PUBLICADO EM 24 de fev de 2025

Bill Gates está jogando dos dois lados da crise climática

Bill Gates e sua imagem como defensor do clima: explore a realidade por trás de seus investimentos financeiros controversos.

Bill Gates, Ursula von der Leyen, Presidente da Comissão Europeia, e Werner Hoyer, ex-Presidente do Banco Europeu de Investimento, na Conferência das Nações Unidas sobre o Clima (COP26) em Glasgow, novembro de 2021

Bill Gates, Ursula von der Leyen, Presidente da Comissão Europeia, e Werner Hoyer, ex-Presidente do Banco Europeu de Investimento, na Conferência das Nações Unidas sobre o Clima (COP26) em Glasgow, novembro de 2021. Foto: Comissão Europeia

Por Alex Park 

Bill Gates se apresenta como um campeão do clima, mas seu fundo na verdade aumentou seus investimentos em combustíveis fósseis desde sua promessa de desinvestimento. É apenas o exemplo mais recente do bilionário se nomeando para resolver problemas que ele ajuda a perpetuar.

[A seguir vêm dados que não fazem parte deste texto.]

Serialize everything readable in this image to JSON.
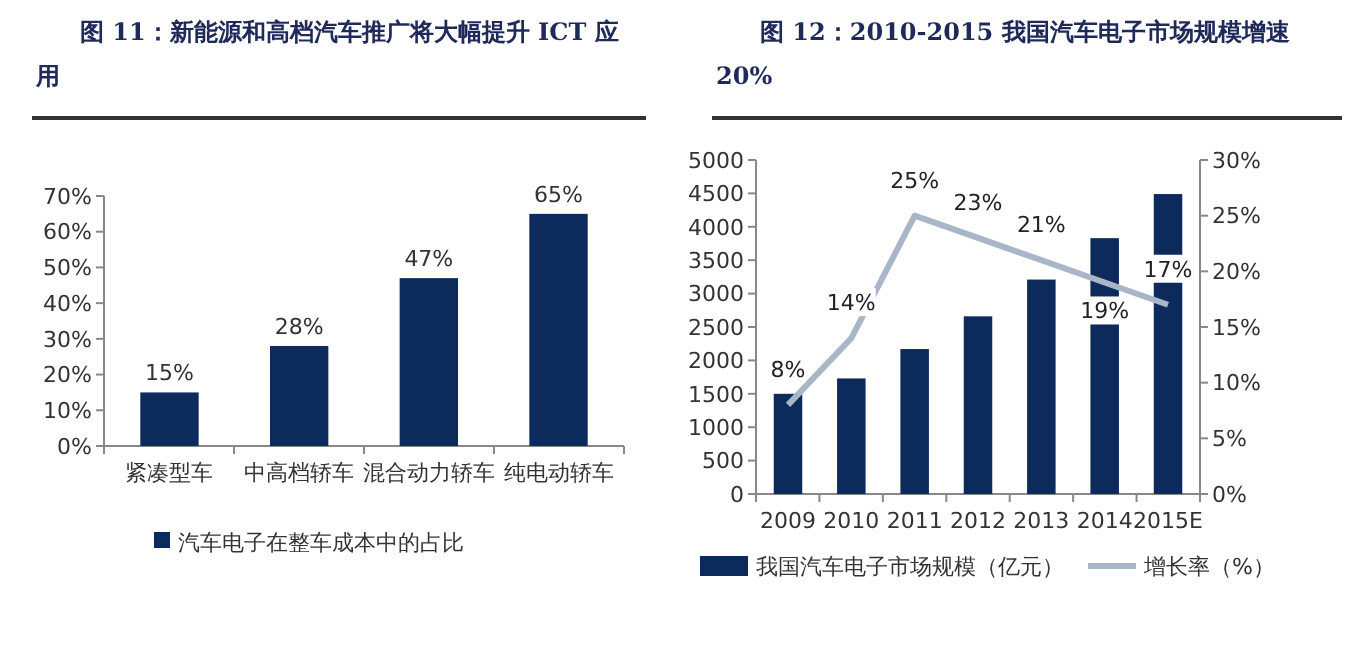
{
  "chart_data": [
    {
      "type": "bar",
      "title": "图 11：新能源和高档汽车推广将大幅提升 ICT 应用",
      "categories": [
        "紧凑型车",
        "中高档轿车",
        "混合动力轿车",
        "纯电动轿车"
      ],
      "series": [
        {
          "name": "汽车电子在整车成本中的占比",
          "color": "#0d2a5c",
          "values": [
            15,
            28,
            47,
            65
          ],
          "value_labels": [
            "15%",
            "28%",
            "47%",
            "65%"
          ]
        }
      ],
      "ylim": [
        0,
        70
      ],
      "yticks": [
        {
          "value": 0,
          "label": "0%"
        },
        {
          "value": 10,
          "label": "10%"
        },
        {
          "value": 20,
          "label": "20%"
        },
        {
          "value": 30,
          "label": "30%"
        },
        {
          "value": 40,
          "label": "40%"
        },
        {
          "value": 50,
          "label": "50%"
        },
        {
          "value": 60,
          "label": "60%"
        },
        {
          "value": 70,
          "label": "70%"
        }
      ],
      "legend": "bottom"
    },
    {
      "type": "bar",
      "title": "图 12：2010-2015 我国汽车电子市场规模增速 20%",
      "categories": [
        "2009",
        "2010",
        "2011",
        "2012",
        "2013",
        "2014",
        "2015E"
      ],
      "series": [
        {
          "name": "我国汽车电子市场规模（亿元）",
          "color": "#0d2a5c",
          "values": [
            1500,
            1730,
            2170,
            2660,
            3210,
            3830,
            4490
          ]
        },
        {
          "name": "增长率（%）",
          "type": "line",
          "axis": "y2",
          "color": "#a9b6c8",
          "values": [
            8,
            14,
            25,
            23,
            21,
            19,
            17
          ],
          "value_labels": [
            "8%",
            "14%",
            "25%",
            "23%",
            "21%",
            "19%",
            "17%"
          ]
        }
      ],
      "ylim": [
        0,
        5000
      ],
      "yticks": [
        0,
        500,
        1000,
        1500,
        2000,
        2500,
        3000,
        3500,
        4000,
        4500,
        5000
      ],
      "y2lim": [
        0,
        30
      ],
      "y2ticks": [
        {
          "value": 0,
          "label": "0%"
        },
        {
          "value": 5,
          "label": "5%"
        },
        {
          "value": 10,
          "label": "10%"
        },
        {
          "value": 15,
          "label": "15%"
        },
        {
          "value": 20,
          "label": "20%"
        },
        {
          "value": 25,
          "label": "25%"
        },
        {
          "value": 30,
          "label": "30%"
        }
      ],
      "legend": "bottom"
    }
  ]
}
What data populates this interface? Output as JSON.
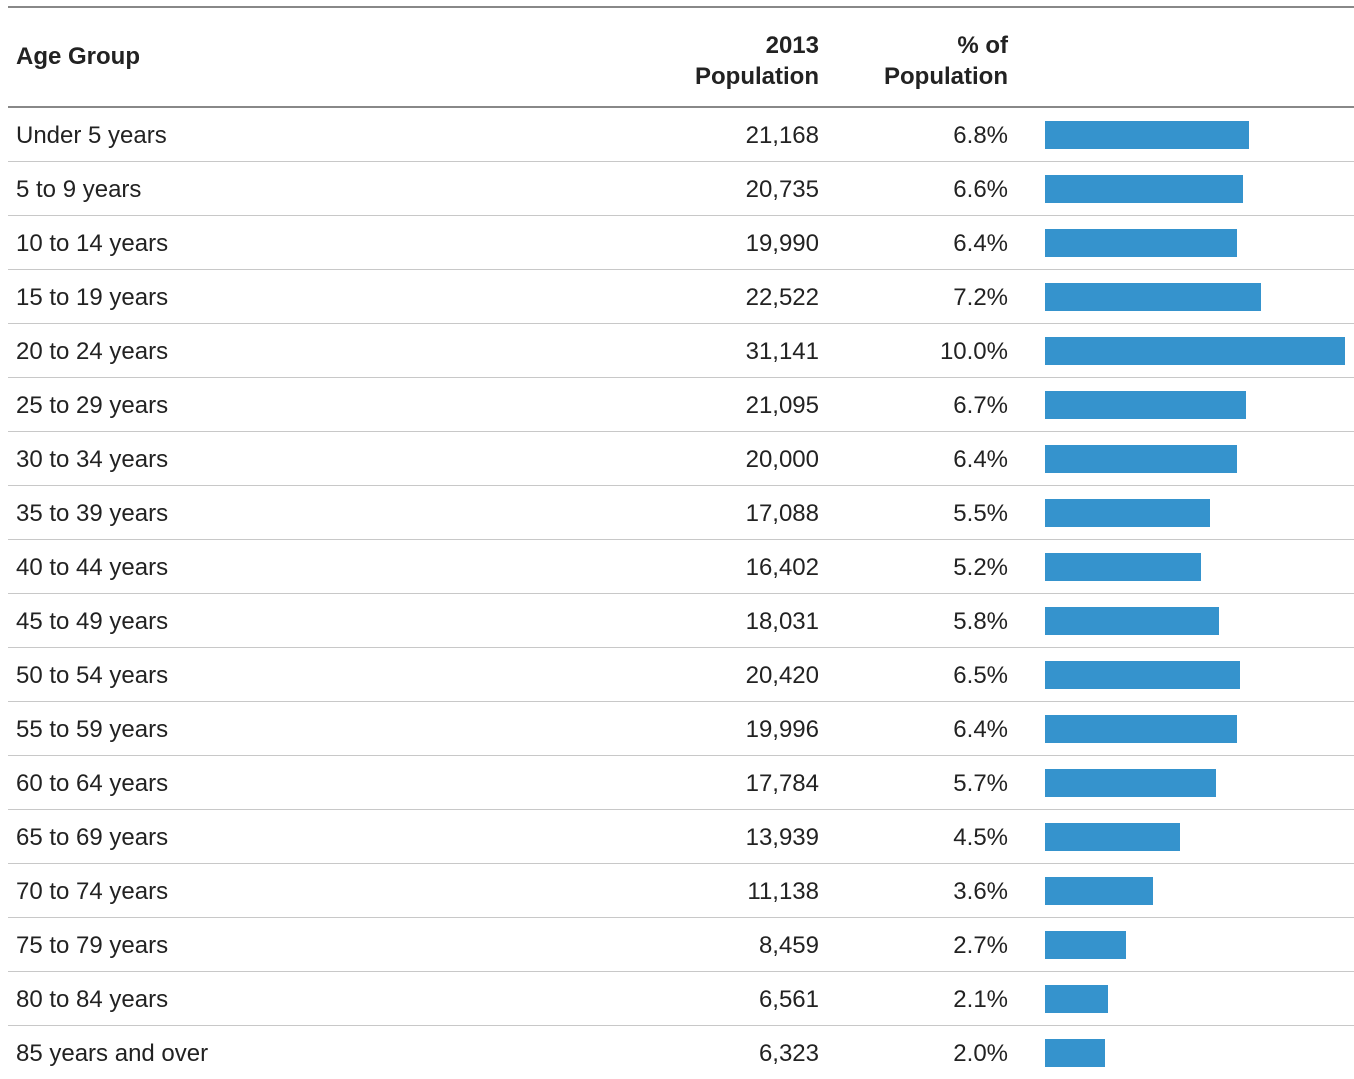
{
  "header": {
    "age_group": "Age Group",
    "population_line1": "2013",
    "population_line2": "Population",
    "percent_line1": "% of",
    "percent_line2": "Population"
  },
  "colors": {
    "bar": "#3593cd",
    "rule": "#888888",
    "row_divider": "#c8c8c8"
  },
  "chart_data": {
    "type": "table",
    "columns": [
      "Age Group",
      "2013 Population",
      "% of Population"
    ],
    "rows": [
      {
        "age": "Under 5 years",
        "population": "21,168",
        "percent": "6.8%",
        "value": 6.8
      },
      {
        "age": "5 to 9 years",
        "population": "20,735",
        "percent": "6.6%",
        "value": 6.6
      },
      {
        "age": "10 to 14 years",
        "population": "19,990",
        "percent": "6.4%",
        "value": 6.4
      },
      {
        "age": "15 to 19 years",
        "population": "22,522",
        "percent": "7.2%",
        "value": 7.2
      },
      {
        "age": "20 to 24 years",
        "population": "31,141",
        "percent": "10.0%",
        "value": 10.0
      },
      {
        "age": "25 to 29 years",
        "population": "21,095",
        "percent": "6.7%",
        "value": 6.7
      },
      {
        "age": "30 to 34 years",
        "population": "20,000",
        "percent": "6.4%",
        "value": 6.4
      },
      {
        "age": "35 to 39 years",
        "population": "17,088",
        "percent": "5.5%",
        "value": 5.5
      },
      {
        "age": "40 to 44 years",
        "population": "16,402",
        "percent": "5.2%",
        "value": 5.2
      },
      {
        "age": "45 to 49 years",
        "population": "18,031",
        "percent": "5.8%",
        "value": 5.8
      },
      {
        "age": "50 to 54 years",
        "population": "20,420",
        "percent": "6.5%",
        "value": 6.5
      },
      {
        "age": "55 to 59 years",
        "population": "19,996",
        "percent": "6.4%",
        "value": 6.4
      },
      {
        "age": "60 to 64 years",
        "population": "17,784",
        "percent": "5.7%",
        "value": 5.7
      },
      {
        "age": "65 to 69 years",
        "population": "13,939",
        "percent": "4.5%",
        "value": 4.5
      },
      {
        "age": "70 to 74 years",
        "population": "11,138",
        "percent": "3.6%",
        "value": 3.6
      },
      {
        "age": "75 to 79 years",
        "population": "8,459",
        "percent": "2.7%",
        "value": 2.7
      },
      {
        "age": "80 to 84 years",
        "population": "6,561",
        "percent": "2.1%",
        "value": 2.1
      },
      {
        "age": "85 years and over",
        "population": "6,323",
        "percent": "2.0%",
        "value": 2.0
      }
    ]
  }
}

Quando Bill Gates subiu ao palco em Berlim no início de fevereiro, ele planejava falar sobre sua infância. A ocasião nominal da noite era o lançamento da nova autobiografia do bilionário. Mas, em vez disso, Gates foi recebido por uma onda de manifestantes que o denunciavam sua hipocrisia. “Bill Gates não é um herói climático”, disse um dos manifestantes, enquanto o autoproclamado salvador da humanidade observava. “Suas ações significam mais do que palavras vazias.”

Palavras vazias

Em 2021, Bill Gates anunciou que a fundação que leva seu nome havia se desfeito de todas as suas “participações diretas em empresas de petróleo e gás”. Mas registros recentes do IRS mostram que, quatro anos depois, o Gates Foundation Trust, a entidade que gerencia os US$ 75,5 bilhões do endowment da Fundação Gates, parece ter feito muito pouco para se afastar dos combustíveis fósseis. Na verdade, sua participação em combustíveis fósseis parece ter aumentado.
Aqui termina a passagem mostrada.